La distribution réunie est à la hauteur de l’événement que constitue cette résurrection, d'autant plus valeureuse qu'il s'agit pour tous de prises de rôle. Chanteurs confirmés et jeunes artistes en constituent un des atouts. Ramón Vargas défend le rôle du primo ténor Giorgio Argyll avec panache (duos guerriers avec le rival Arturo) et fine musicalité (romance du Ier acte, duos avec Malvina). On a plaisir à saluer le retour en studio de cet artiste au solide métier, ici en belle forme vocale. La sûreté du récit et l'élégance dans le phrasé distinguent cette interprétation. Le rival Arturo est incarné par le jeune ténor péruvien Iván Ayón-Rivas qui déploie lui aussi une belle projection et une sûre ligne de chant (cavatine de l'acte I). Au surplus, les deux timbres bien distincts permettent des confrontations hautes en couleurs (duo de l'acte II). La mezzo-soprano Irene Roberts fait montre d'une autorité naturelle dans le rôle de Malvina, pas toujours flatté par la partition.

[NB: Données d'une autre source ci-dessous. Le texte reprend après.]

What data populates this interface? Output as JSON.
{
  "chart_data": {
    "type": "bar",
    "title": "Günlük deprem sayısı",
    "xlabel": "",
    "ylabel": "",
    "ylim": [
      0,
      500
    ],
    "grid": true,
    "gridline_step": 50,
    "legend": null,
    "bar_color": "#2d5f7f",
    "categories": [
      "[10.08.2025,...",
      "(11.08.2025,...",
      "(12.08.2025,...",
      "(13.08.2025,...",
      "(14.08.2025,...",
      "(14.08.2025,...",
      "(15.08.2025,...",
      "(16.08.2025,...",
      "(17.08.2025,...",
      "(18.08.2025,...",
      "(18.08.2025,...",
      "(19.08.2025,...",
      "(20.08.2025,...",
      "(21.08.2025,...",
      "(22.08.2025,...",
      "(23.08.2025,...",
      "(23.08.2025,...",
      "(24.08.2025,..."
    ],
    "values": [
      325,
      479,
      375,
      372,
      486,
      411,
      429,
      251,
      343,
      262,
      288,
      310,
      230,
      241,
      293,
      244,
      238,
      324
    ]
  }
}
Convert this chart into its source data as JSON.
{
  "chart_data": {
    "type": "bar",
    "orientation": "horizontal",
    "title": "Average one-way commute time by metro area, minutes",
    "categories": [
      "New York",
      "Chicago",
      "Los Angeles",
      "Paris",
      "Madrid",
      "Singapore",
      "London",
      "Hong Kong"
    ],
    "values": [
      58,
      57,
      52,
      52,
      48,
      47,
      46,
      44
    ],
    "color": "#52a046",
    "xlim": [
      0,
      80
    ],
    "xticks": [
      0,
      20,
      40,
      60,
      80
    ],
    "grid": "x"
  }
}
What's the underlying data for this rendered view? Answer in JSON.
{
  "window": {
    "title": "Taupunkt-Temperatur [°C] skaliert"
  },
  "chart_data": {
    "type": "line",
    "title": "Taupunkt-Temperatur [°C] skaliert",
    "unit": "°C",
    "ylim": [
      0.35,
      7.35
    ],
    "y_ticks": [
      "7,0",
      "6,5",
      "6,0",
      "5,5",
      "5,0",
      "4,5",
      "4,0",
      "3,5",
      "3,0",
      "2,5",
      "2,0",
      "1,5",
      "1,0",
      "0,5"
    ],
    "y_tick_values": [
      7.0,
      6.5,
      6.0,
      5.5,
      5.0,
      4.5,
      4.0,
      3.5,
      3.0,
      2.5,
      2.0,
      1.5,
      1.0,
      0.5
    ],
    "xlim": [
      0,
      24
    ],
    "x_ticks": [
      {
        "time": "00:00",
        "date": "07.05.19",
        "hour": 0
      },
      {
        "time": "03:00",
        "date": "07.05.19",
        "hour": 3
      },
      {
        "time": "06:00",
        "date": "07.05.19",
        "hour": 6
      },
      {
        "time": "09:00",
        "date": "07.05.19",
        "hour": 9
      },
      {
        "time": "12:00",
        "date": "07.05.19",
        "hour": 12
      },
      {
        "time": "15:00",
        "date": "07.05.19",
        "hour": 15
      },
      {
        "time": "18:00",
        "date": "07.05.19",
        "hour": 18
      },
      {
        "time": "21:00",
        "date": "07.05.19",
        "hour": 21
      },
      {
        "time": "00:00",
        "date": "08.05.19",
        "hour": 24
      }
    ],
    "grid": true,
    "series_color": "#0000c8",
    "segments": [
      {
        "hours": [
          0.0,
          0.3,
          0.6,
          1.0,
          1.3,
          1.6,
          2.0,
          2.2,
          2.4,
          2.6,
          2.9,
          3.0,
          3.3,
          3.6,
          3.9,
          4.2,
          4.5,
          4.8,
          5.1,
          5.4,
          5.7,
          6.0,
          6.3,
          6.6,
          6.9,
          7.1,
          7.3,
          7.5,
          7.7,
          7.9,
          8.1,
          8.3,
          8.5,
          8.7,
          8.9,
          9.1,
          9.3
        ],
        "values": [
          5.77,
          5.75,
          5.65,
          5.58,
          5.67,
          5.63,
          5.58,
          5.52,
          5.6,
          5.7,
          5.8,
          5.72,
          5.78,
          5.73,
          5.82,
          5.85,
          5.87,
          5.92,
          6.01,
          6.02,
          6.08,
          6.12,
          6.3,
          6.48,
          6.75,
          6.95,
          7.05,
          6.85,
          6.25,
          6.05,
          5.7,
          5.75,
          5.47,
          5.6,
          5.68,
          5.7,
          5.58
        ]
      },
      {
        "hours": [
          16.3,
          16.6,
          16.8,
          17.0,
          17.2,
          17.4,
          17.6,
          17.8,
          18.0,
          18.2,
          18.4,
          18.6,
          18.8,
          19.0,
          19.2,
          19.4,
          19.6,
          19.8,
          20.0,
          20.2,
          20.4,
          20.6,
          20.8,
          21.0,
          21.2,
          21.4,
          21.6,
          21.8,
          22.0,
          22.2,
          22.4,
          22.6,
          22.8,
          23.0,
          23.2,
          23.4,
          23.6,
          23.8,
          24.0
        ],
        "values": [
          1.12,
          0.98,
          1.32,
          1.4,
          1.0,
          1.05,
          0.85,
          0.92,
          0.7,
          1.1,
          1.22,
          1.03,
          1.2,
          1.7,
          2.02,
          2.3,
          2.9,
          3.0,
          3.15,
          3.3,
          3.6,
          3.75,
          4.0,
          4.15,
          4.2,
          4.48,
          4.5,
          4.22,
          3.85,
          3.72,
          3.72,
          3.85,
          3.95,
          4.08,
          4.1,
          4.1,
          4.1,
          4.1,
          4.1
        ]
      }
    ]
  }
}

Car on ne lui connaît pas de grand air, à la différence de ses prétendants ténors. Autre timbre sombre, on admire celui de mezzo-contralto d'Elizabeth DeShong qui possède aussi une brillante quinte aiguë. Ainsi du grand récit de l'acte II/4 qui bascule dans une cavatine bercée par les bois et une svelte cabalette. Les autres rôles sont aussi bien tenus, dont le lumineux soprano de Sally Matthews et la basse solide de Goderdzi Janelidze, respectivement Anna Ruthven, mère de Malvina, et son fils Guglielmo Ruthven, qui ont poussé celle-ci à épouser Arturo. La performance constamment engagée du Chœur d'Opera Rara complète un volet vocal de premier ordre.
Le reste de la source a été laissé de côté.